From speculation to speculation, the case against the Quds Force by the Bush administration continues to lack anything in the way of substance. And yet the mythological Daqduq has become a launching platform for even graver speculation, fed by the media themselves, that the highest levels of leadership in Iran were aware of the activities of Daqduq and the Quds Force, and are thus somehow complicit in the violence. Not one shred of evidence was produced to sustain such serious accusations, and yet national media outlets such as The New York Times and The Washington Post both ran stories repeating these accusations. Politicians are formulating policy based upon such baseless accusations, and the American public continues to be manipulated into a predisposition for war with Iran largely because of such speculation. No one seems to pay attention to the fact that the U.S. military itself has subsequently contradicted its own briefings, noting in July 2007 that no persons had been captured by the United States that can provide a direct link between insurgents in Iraq and Iran. Again, in August of 2007, the U.S. military stated that it had yet to catch anyone smuggling weapons into Iraq from Iran.

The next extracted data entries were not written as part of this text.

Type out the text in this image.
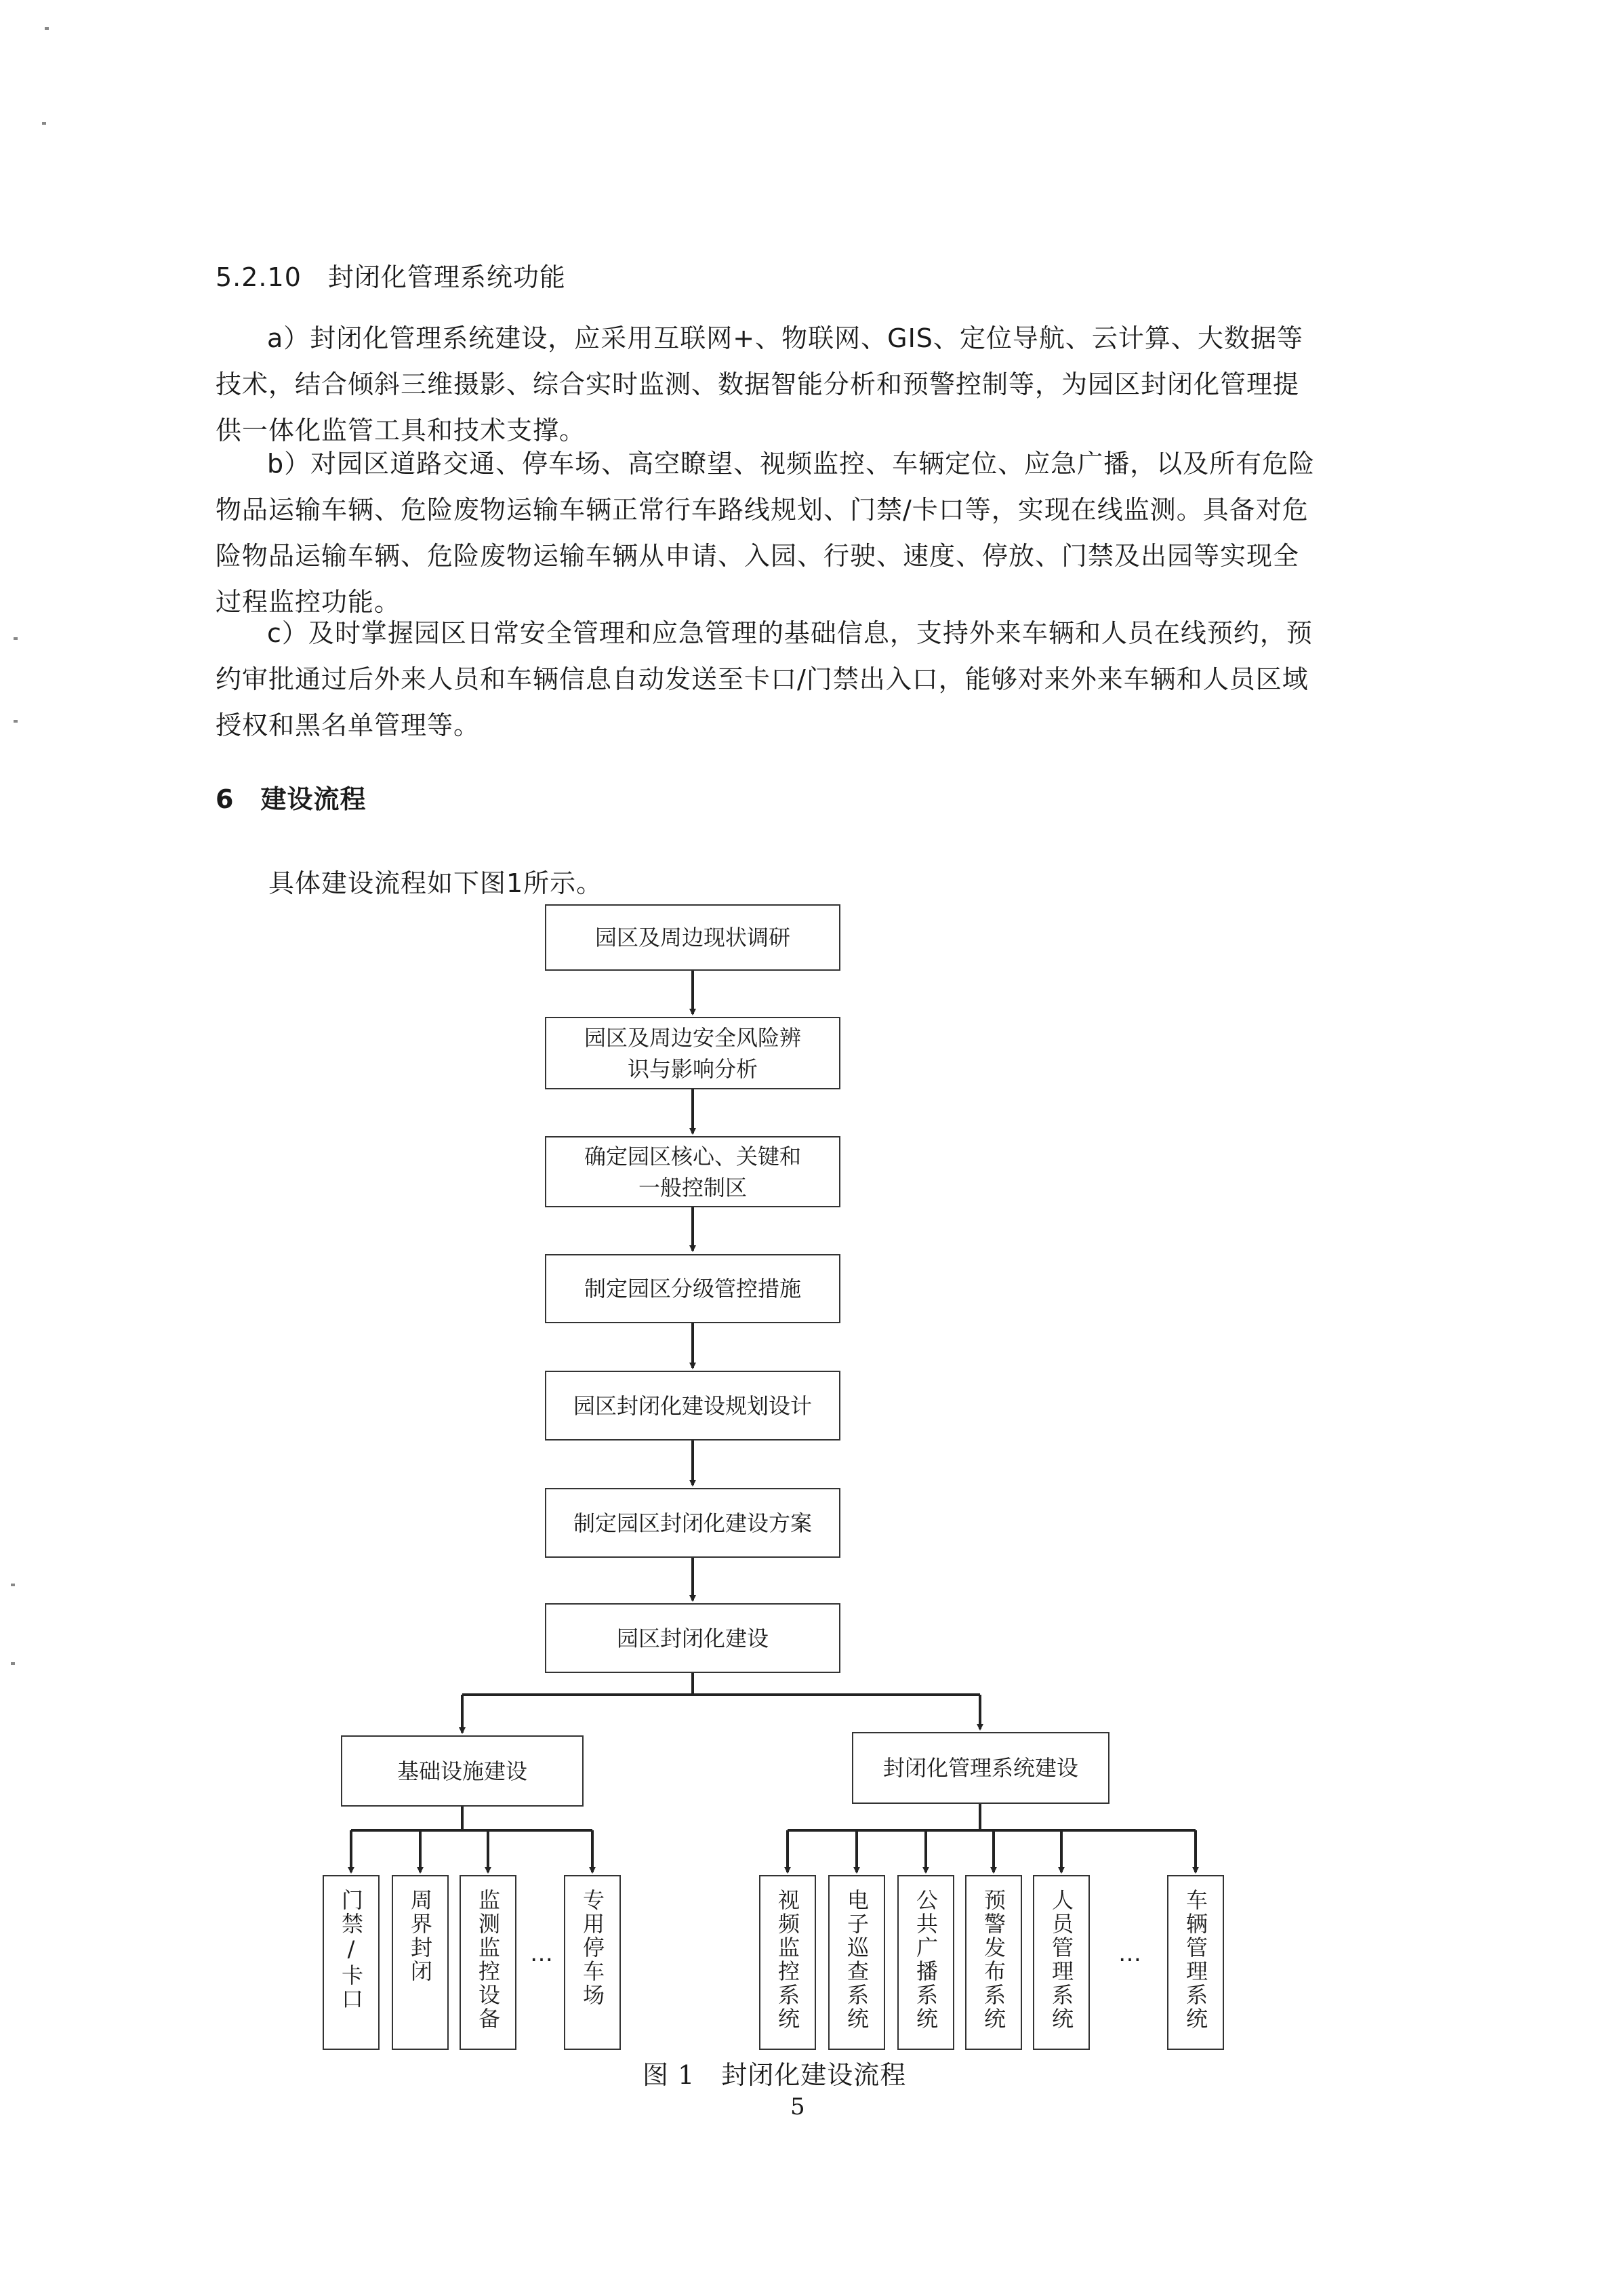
5.2.10　封闭化管理系统功能

a）封闭化管理系统建设，应采用互联网+、物联网、GIS、定位导航、云计算、大数据等技术，结合倾斜三维摄影、综合实时监测、数据智能分析和预警控制等，为园区封闭化管理提供一体化监管工具和技术支撑。

b）对园区道路交通、停车场、高空瞭望、视频监控、车辆定位、应急广播，以及所有危险物品运输车辆、危险废物运输车辆正常行车路线规划、门禁/卡口等，实现在线监测。具备对危险物品运输车辆、危险废物运输车辆从申请、入园、行驶、速度、停放、门禁及出园等实现全过程监控功能。

c）及时掌握园区日常安全管理和应急管理的基础信息，支持外来车辆和人员在线预约，预约审批通过后外来人员和车辆信息自动发送至卡口/门禁出入口，能够对来外来车辆和人员区域授权和黑名单管理等。

6　建设流程
具体建设流程如下图1所示。
园区及周边现状调研
园区及周边安全风险辨识与影响分析
确定园区核心、关键和一般控制区
制定园区分级管控措施
园区封闭化建设规划设计
制定园区封闭化建设方案
园区封闭化建设
基础设施建设	封闭化管理系统建设
门禁/卡口 周界封闭 监测监控设备 … 专用停车场	视频监控系统 电子巡查系统 公共广播系统 预警发布系统 人员管理系统 … 车辆管理系统
图 1　封闭化建设流程
5
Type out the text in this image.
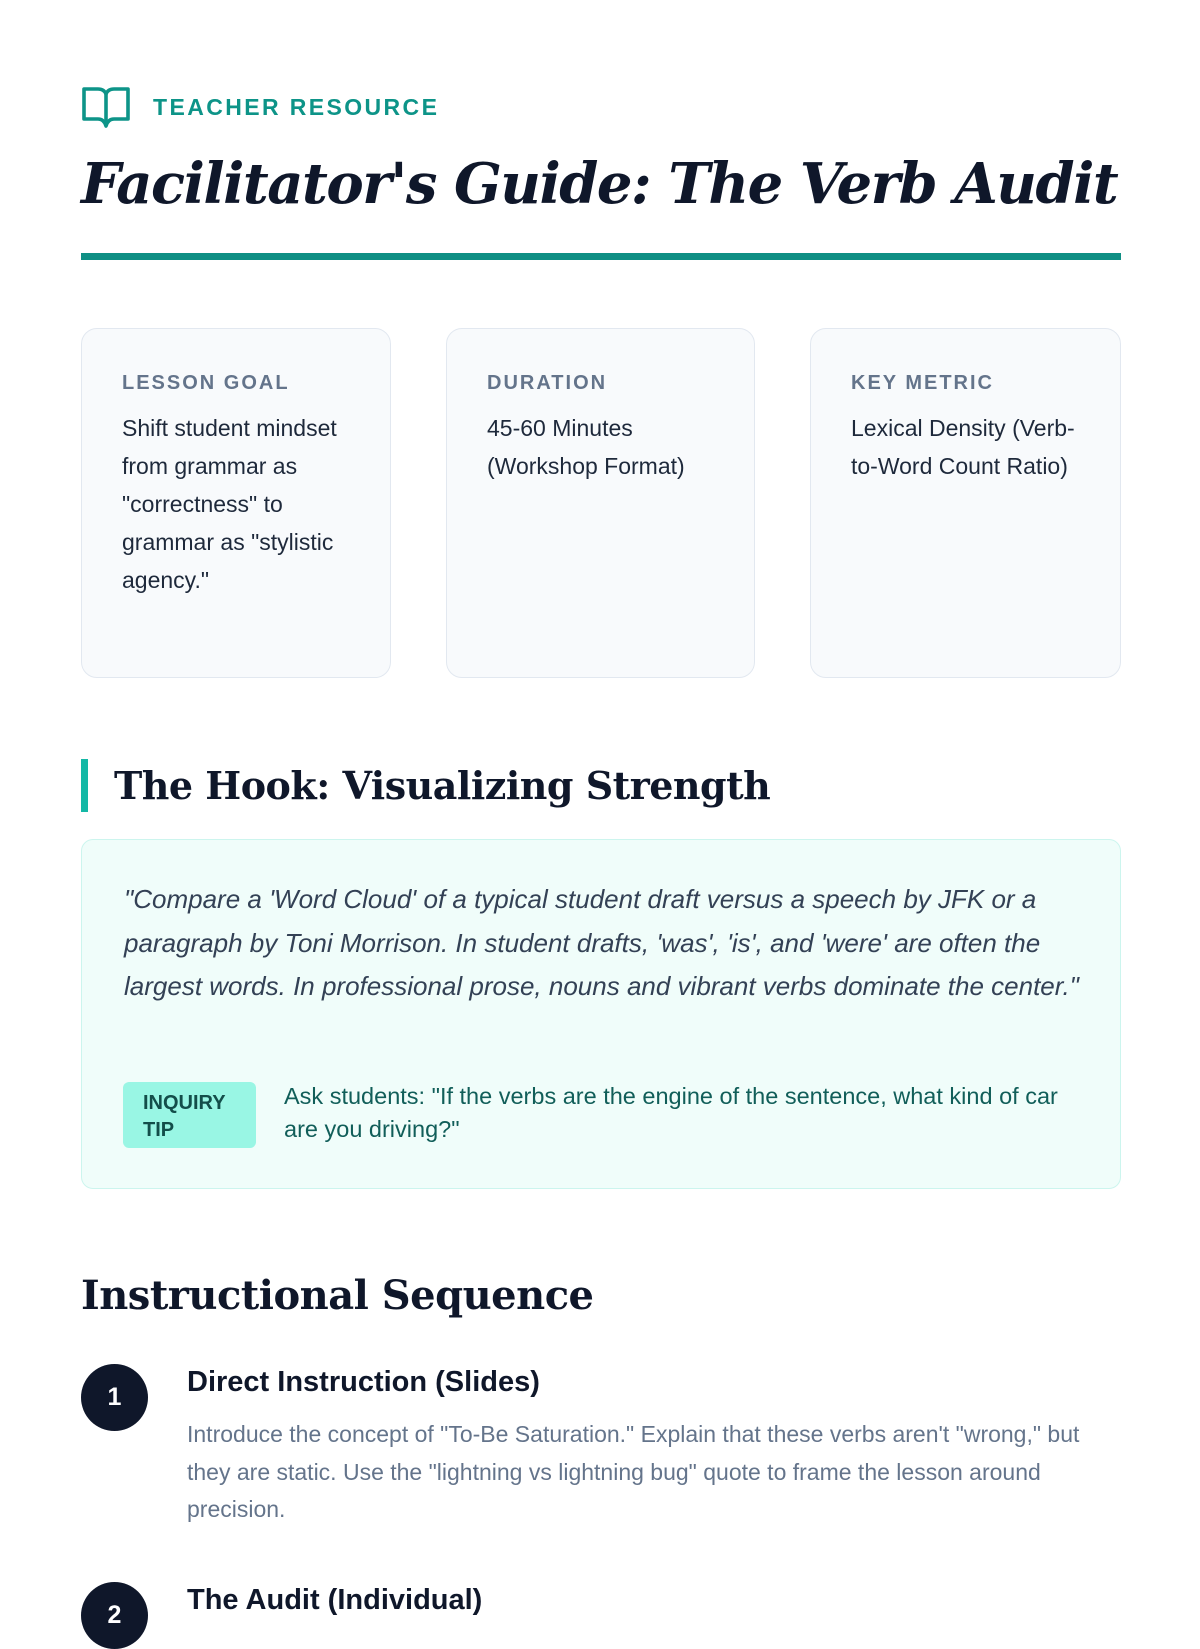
TEACHER RESOURCE
Facilitator's Guide: The Verb Audit
LESSON GOAL
Shift student mindset from grammar as "correctness" to grammar as "stylistic agency."
DURATION
45-60 Minutes (Workshop Format)
KEY METRIC
Lexical Density (Verb-to-Word Count Ratio)
The Hook: Visualizing Strength

"Compare a 'Word Cloud' of a typical student draft versus a speech by JFK or a paragraph by Toni Morrison. In student drafts, 'was', 'is', and 'were' are often the largest words. In professional prose, nouns and vibrant verbs dominate the center."

INQUIRY TIP

Ask students: "If the verbs are the engine of the sentence, what kind of car are you driving?"

Instructional Sequence
1	Direct Instruction (Slides)

Introduce the concept of "To-Be Saturation." Explain that these verbs aren't "wrong," but they are static. Use the "lightning vs lightning bug" quote to frame the lesson around precision.

2	The Audit (Individual)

And what of Daqduq himself? It seems that his Iraqi sponsor, Qais Khazali, had fallen out of favor with Muqtada al-Sadr over the strategic direction being taken, and sometime in 2006 split away from Sadr’s Mehdi Army, taking some 3,000 fighters with him. In the lawless wild-West environment which dominates Iraq in the post-Saddam era, the formation of splinter militias of this sort is an everyday occurrence. Radical adventurers have historically been drawn to places of conflict, which would explain the presence of Daqduq. And it would not surprise me to find that Qais Khazali had secured funding from extremist elements inside Iran which operate outside the mandate of government, including some from within the Iranian Revolutionary Guard itself. But the notion of Iran and Hizbollah aligning themselves directly with a splinter element like the “Khazali network” is highly unlikely, to say the least.
But fiction often mirrors reality, and in the case of Iran’s Quds Force, the model drawn upon by the U.S. military seems to be none other than America’s own support of anti-Iranian forces, namely the Mujahedin el-Khalk (MEK) operating out of U.S.-controlled bases inside Iraq, and Jundallah, a Baluchi separatist group operating out of Pakistan that the CIA openly acknowledges supporting. Unlike the lack of evidence brought to bear by the U.S. to sustain its claims of Iranian involvement inside Iraq, the Iranian government has captured scores of MEK and Jundallah operatives, along with supporting documents, which substantiate that which the U.S. openly admits: The United States is waging a proxy war against Iran, inside Iran. This mirror imaging of its own terror campaign against Iran to manufacture the perception of a similar effort being waged by Iran inside Iraq against the U.S. has been very effective at negating any Iranian effort to draw attention to the escalation of war-like activities inside its borders. After all, who would believe the Iranians? They are only trying to divert attention away from their own actions inside Iraq, or so the story goes.